So I’m a little introspective these days… maybe 36 hours of weather mayhem and a week of prep before said near-disaster will cause that? Or it’s the overthinking thing… there’s that too. And then there’s the OCD issues…
Oh holy hell… perhaps I should just take myself to a facility and call it a life? Naaaaaa… what’s the fun in that I ask you? There’s too many people around me who would be lost if I weren’t around to pretty much bug the ish out of them with all my quirks and annoyances. So… you’re welcome? I guess since I don’t just have issues, it’s more like subscriptions and you get the same magazine if you’re my friend 😉
Anyway the news cycle is still 24/7 disaster, I still have quite a few friends and many acquaintances without power and such, and I feel so very blessed. In fact it’s still almost more than I can believe that none of my many homes or refuges suffered any losses beyond just a temporary power outage (my rental and my friend’s condo in Punta Gorda), and minor exterior damage (Lakeland). So yeah, I really was blessed. Honestly blessed. And I feel guilty for that blessing.
I know… right? Who saw that coming? Thanks organized religion. You’re who I blame for that one… you’re truly the gift that keeps on giving. #dammit
Regardless, I do feel guilty. Because I just don’t know why I got this blessing and so many others didn’t. Goodness knows it had precious little to do with preparation or any such wise action. My evacuation plan pretty much nails that what with it consisting of watching the forecast change on Saturday AM, doing some frantic internet searching for a place with a room, and a fairly high speed drive across the state in the first rain bands with high winds and no food or fuel options to land in a place where people were actually still evacuating away from.
Plan B – it’s Plan A but with more alcohol
And yet that plan worked better than you could ever imagine. The hotel put me in a suite and then a large regular room, fed everyone there 3 meals a day for free, and kept us safe from the storm – even if there was no power from Sunday AM until I left at noon on Monday.
The horrors of Evacuation – no pillow menu!
So yeah, again, seriously… All. Of. The. Blessings.
And then to get home to Punta and find everything here looking suspiciously like there hadn’t even been a storm. And seeing pics from Lakeland that makes my place there look like an oasis of safety in a maelstrom of mess. Right now I have friends 30 min north of me who won’t have power for at least another week. And more friends 30 min south of me who are cleaning up after 9+ inches of water came into their home. And so many friends in #Lkld who are without power until next week at least. And I sit here now feeling guilty about all of that. Even though there’s really nothing I can do. But I still feel guilty.
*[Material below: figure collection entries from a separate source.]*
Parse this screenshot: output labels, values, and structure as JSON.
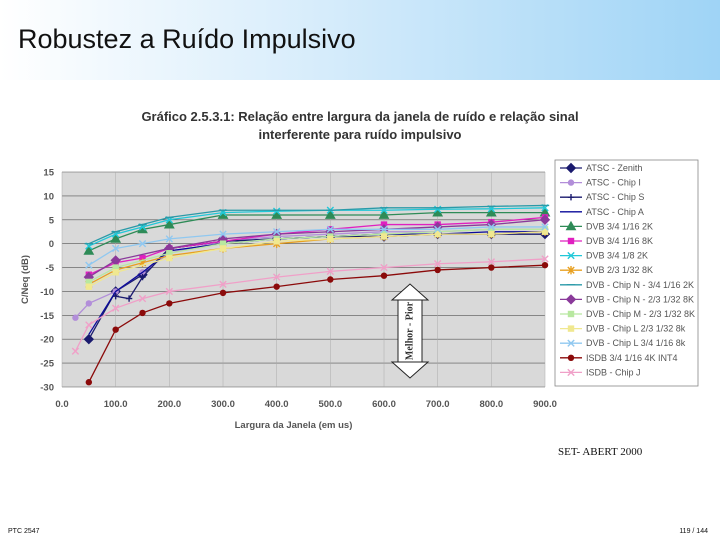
{
  "slide": {
    "title": "Robustez a Ruído Impulsivo",
    "source": "SET- ABERT 2000",
    "course": "PTC 2547",
    "page": "119 / 144"
  },
  "chart_data": {
    "type": "line",
    "title": [
      "Gráfico 2.5.3.1: Relação entre largura da janela de ruído e relação sinal",
      "interferente para ruído impulsivo"
    ],
    "x_label": "Largura da Janela (em us)",
    "y_label": "C/Neq (dB)",
    "annotation": "Melhor - Pior",
    "xlim": [
      0,
      900
    ],
    "ylim": [
      -30,
      15
    ],
    "xticks": [
      {
        "value": 0,
        "label": "0.0"
      },
      {
        "value": 100,
        "label": "100.0"
      },
      {
        "value": 200,
        "label": "200.0"
      },
      {
        "value": 300,
        "label": "300.0"
      },
      {
        "value": 400,
        "label": "400.0"
      },
      {
        "value": 500,
        "label": "500.0"
      },
      {
        "value": 600,
        "label": "600.0"
      },
      {
        "value": 700,
        "label": "700.0"
      },
      {
        "value": 800,
        "label": "800.0"
      },
      {
        "value": 900,
        "label": "900.0"
      }
    ],
    "yticks": [
      15,
      10,
      5,
      0,
      -5,
      -10,
      -15,
      -20,
      -25,
      -30
    ],
    "grid": true,
    "series": [
      {
        "name": "ATSC - Zenith",
        "color": "#1a1a6e",
        "marker": "diamond",
        "x": [
          50,
          100,
          150,
          200,
          300,
          400,
          500,
          600,
          700,
          800,
          900
        ],
        "values": [
          -20,
          -10,
          -6.5,
          -1,
          0.5,
          1,
          1.5,
          1.5,
          2,
          2,
          2
        ]
      },
      {
        "name": "ATSC - Chip I",
        "color": "#b28ed9",
        "marker": "circle",
        "x": [
          25,
          50,
          100,
          150,
          200,
          300,
          400,
          500,
          600,
          700,
          800,
          900
        ],
        "values": [
          -15.5,
          -12.5,
          -10,
          -6,
          -2,
          0.5,
          1.5,
          2,
          2.5,
          2.5,
          3,
          3
        ]
      },
      {
        "name": "ATSC - Chip S",
        "color": "#1a1a6e",
        "marker": "plus",
        "x": [
          100,
          125,
          150,
          200,
          300,
          400,
          500,
          600,
          700,
          800,
          900
        ],
        "values": [
          -11,
          -11.5,
          -7,
          -1,
          0.5,
          1,
          1.5,
          2,
          2,
          2,
          2
        ]
      },
      {
        "name": "ATSC - Chip A",
        "color": "#0a0a9a",
        "marker": "none",
        "x": [
          50,
          100,
          150,
          200,
          300,
          400,
          500,
          600,
          700,
          800,
          900
        ],
        "values": [
          -19,
          -10,
          -6,
          -1.5,
          0,
          1,
          1.5,
          2,
          2,
          2.5,
          2.5
        ]
      },
      {
        "name": "DVB 3/4 1/16 2K",
        "color": "#2e8b57",
        "marker": "triangle",
        "x": [
          50,
          100,
          150,
          200,
          300,
          400,
          500,
          600,
          700,
          800,
          900
        ],
        "values": [
          -1.5,
          1,
          3,
          4,
          6,
          6,
          6,
          6,
          6.5,
          6.5,
          6.5
        ]
      },
      {
        "name": "DVB 3/4 1/16 8K",
        "color": "#e020c0",
        "marker": "square",
        "x": [
          50,
          100,
          150,
          200,
          300,
          400,
          500,
          600,
          700,
          800,
          900
        ],
        "values": [
          -6.5,
          -4,
          -3,
          -1,
          0.5,
          2,
          3,
          4,
          4,
          4.5,
          5.5
        ]
      },
      {
        "name": "DVB 3/4 1/8 2K",
        "color": "#20c8d8",
        "marker": "x",
        "x": [
          50,
          100,
          150,
          200,
          300,
          400,
          500,
          600,
          700,
          800,
          900
        ],
        "values": [
          -0.5,
          2,
          3.5,
          5,
          6.5,
          6.8,
          7,
          7,
          7.2,
          7.3,
          7.5
        ]
      },
      {
        "name": "DVB 2/3 1/32 8K",
        "color": "#e8a020",
        "marker": "star",
        "x": [
          50,
          100,
          150,
          200,
          300,
          400,
          500,
          600,
          700,
          800,
          900
        ],
        "values": [
          -8.5,
          -5.5,
          -4,
          -2.5,
          -1,
          0,
          1,
          1.5,
          2,
          2,
          2.5
        ]
      },
      {
        "name": "DVB - Chip N - 3/4 1/16 2K",
        "color": "#2a9aa8",
        "marker": "dash",
        "x": [
          50,
          100,
          150,
          200,
          300,
          400,
          500,
          600,
          700,
          800,
          900
        ],
        "values": [
          0,
          2.5,
          4,
          5.5,
          7,
          7,
          7,
          7.5,
          7.5,
          7.8,
          8
        ]
      },
      {
        "name": "DVB - Chip N - 2/3 1/32 8K",
        "color": "#8a3a9a",
        "marker": "diamond",
        "x": [
          50,
          100,
          200,
          300,
          400,
          500,
          600,
          700,
          800,
          900
        ],
        "values": [
          -7,
          -3.5,
          -1,
          1,
          2,
          2.5,
          3,
          3.5,
          4,
          5
        ]
      },
      {
        "name": "DVB - Chip M - 2/3 1/32 8K",
        "color": "#b8e8a0",
        "marker": "square",
        "x": [
          50,
          100,
          200,
          300,
          400,
          500,
          600,
          700,
          800,
          900
        ],
        "values": [
          -8,
          -5,
          -2,
          0,
          1,
          1.5,
          2,
          2.5,
          3,
          3
        ]
      },
      {
        "name": "DVB - Chip L 2/3 1/32 8k",
        "color": "#f0e890",
        "marker": "square",
        "x": [
          50,
          100,
          200,
          300,
          400,
          500,
          600,
          700,
          800,
          900
        ],
        "values": [
          -9,
          -6,
          -3,
          -1,
          0.5,
          1,
          1.5,
          2,
          2,
          2.5
        ]
      },
      {
        "name": "DVB - Chip L 3/4 1/16 8k",
        "color": "#90c8f0",
        "marker": "x",
        "x": [
          50,
          100,
          150,
          200,
          300,
          400,
          500,
          600,
          700,
          800,
          900
        ],
        "values": [
          -4.5,
          -1,
          0,
          1,
          2,
          2.5,
          3,
          3,
          3,
          3.5,
          3.5
        ]
      },
      {
        "name": "ISDB 3/4 1/16 4K INT4",
        "color": "#8b0a0a",
        "marker": "circle",
        "x": [
          50,
          100,
          150,
          200,
          300,
          400,
          500,
          600,
          700,
          800,
          900
        ],
        "values": [
          -29,
          -18,
          -14.5,
          -12.5,
          -10.3,
          -9,
          -7.5,
          -6.7,
          -5.5,
          -5,
          -4.5
        ]
      },
      {
        "name": "ISDB - Chip J",
        "color": "#f0a0c8",
        "marker": "x",
        "x": [
          25,
          50,
          100,
          150,
          200,
          300,
          400,
          500,
          600,
          700,
          800,
          900
        ],
        "values": [
          -22.5,
          -17,
          -13.5,
          -11.5,
          -10,
          -8.5,
          -7,
          -5.8,
          -5,
          -4.2,
          -3.8,
          -3.2
        ]
      }
    ]
  }
}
And doubly guilty about my annoyance over a truly first world problem like no internet. Seriously. That’s honestly the worst thing I have to deal with today – using my phone as a hotspot so I can continue working. Oh… and I chipped my toenail polish. There’s that too.
#dammit #IblameIrma #maybeImanidiot
So yeah… guilty. And that’s why I think I’m going to take the Hurricane supplies and donate them to the food bank here in Charlotte County. I know there are people in need right now. Charlotte County did not get a disaster declaration and FEMA isn’t helping here so maybe I can. Maybe the 8 gallons of water and the 18 packages of Ramen, and the Spam and my other non-perishable treasures can go to help someone much less fortunate than me.
And that’s where I’ll throw this to you dear readers. If you too are fortunate enough to have made it through relatively blessed, please do what you can to give back or help out. Maybe check on a neighbor and offer to fix them a meal. If you have power and ice offer to let them come in and charge up devices and take a shower and drink a cold beverage. If you have a generator share a plug with someone who doesn’t have one. Help clean up. Nothing is too small and every gesture is appreciated.
Pay it forward.
Some days that’s easy… some days it’s hard… but always consider that you never know when you might be the one in need of that same gesture and do unto others first rather than waiting for someone else to go first.